Taking a cue from other crude oil-producing countries, we call on the government to, not just renew but stipulate it as a policy that local refineries should pay for Nigeria’s crude oil in naira. In Saudi Arabia, crude oil is sold to local refineries in Saudi riyal. It is the same practice in Egypt, where crude oil is sold to local refineries in Egyptian pounds. Also, Libya typically sells crude oil to its local refineries in Libyan dinar (LYD), the country’s official currency. In the war-weary country, domestic transactions are generally conducted in the local currency to streamline operations and avoid reliance on foreign exchange. The practice in Nigeria must not be different.

It is understandable that in the years that no Nigerian refinery was healthy enough to refine products for our local consumption, crude oil sales and importation of refined products were conducted in foreign currency. The situation is different now that Dangote Petroleum Refinery and Port Harcourt Refinery have engaged in local fuel refining.

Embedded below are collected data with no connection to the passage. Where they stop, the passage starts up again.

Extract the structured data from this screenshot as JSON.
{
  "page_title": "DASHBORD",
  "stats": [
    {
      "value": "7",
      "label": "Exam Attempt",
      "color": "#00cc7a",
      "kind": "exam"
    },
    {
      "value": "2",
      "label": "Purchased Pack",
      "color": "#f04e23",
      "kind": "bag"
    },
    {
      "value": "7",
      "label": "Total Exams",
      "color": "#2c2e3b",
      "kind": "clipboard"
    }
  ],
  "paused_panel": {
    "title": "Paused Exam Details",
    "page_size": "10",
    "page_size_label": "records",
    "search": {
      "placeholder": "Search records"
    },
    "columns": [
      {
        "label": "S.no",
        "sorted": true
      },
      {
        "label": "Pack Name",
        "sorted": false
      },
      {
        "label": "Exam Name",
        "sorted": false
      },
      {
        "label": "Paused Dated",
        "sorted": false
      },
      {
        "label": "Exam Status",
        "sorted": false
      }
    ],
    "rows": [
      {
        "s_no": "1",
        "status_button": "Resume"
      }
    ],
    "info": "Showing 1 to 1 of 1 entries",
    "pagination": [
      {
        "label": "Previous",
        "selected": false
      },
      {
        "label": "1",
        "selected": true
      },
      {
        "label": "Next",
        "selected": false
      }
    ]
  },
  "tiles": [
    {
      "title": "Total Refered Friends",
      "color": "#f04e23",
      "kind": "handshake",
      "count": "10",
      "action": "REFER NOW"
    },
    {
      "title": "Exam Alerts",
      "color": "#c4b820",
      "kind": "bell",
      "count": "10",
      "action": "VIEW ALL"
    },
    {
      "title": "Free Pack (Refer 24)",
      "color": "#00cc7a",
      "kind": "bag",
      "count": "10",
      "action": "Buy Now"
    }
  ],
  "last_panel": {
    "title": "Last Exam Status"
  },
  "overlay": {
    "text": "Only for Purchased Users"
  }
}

The government must liberate itself from the greed of public servants who, over the years, looted the treasury in foreign currency through oil and gas transactions in forex. Some even benefitted from the corruption-laden fuel subsidy payments. Such beneficiaries from the pains Nigerians have gone through may be reluctant to allow a positive change in the sector. Though it is apparent that other countries sell crude oil to local refineries in their local currencies, these sharks in the oil and gas bureaucracy may not want it to apply in Nigeria. This government must resist them.

We, therefore, call on President Bola Ahmed Tinubu to renew the naira-for-crude regime with Dangote. Beyond the renewal of the agreement, we reiterate that the government should make it a policy to sell crude oil to local investors in the sector in naira rather than foreign currencies.  It is the practice in other climes; Nigeria must emulate it.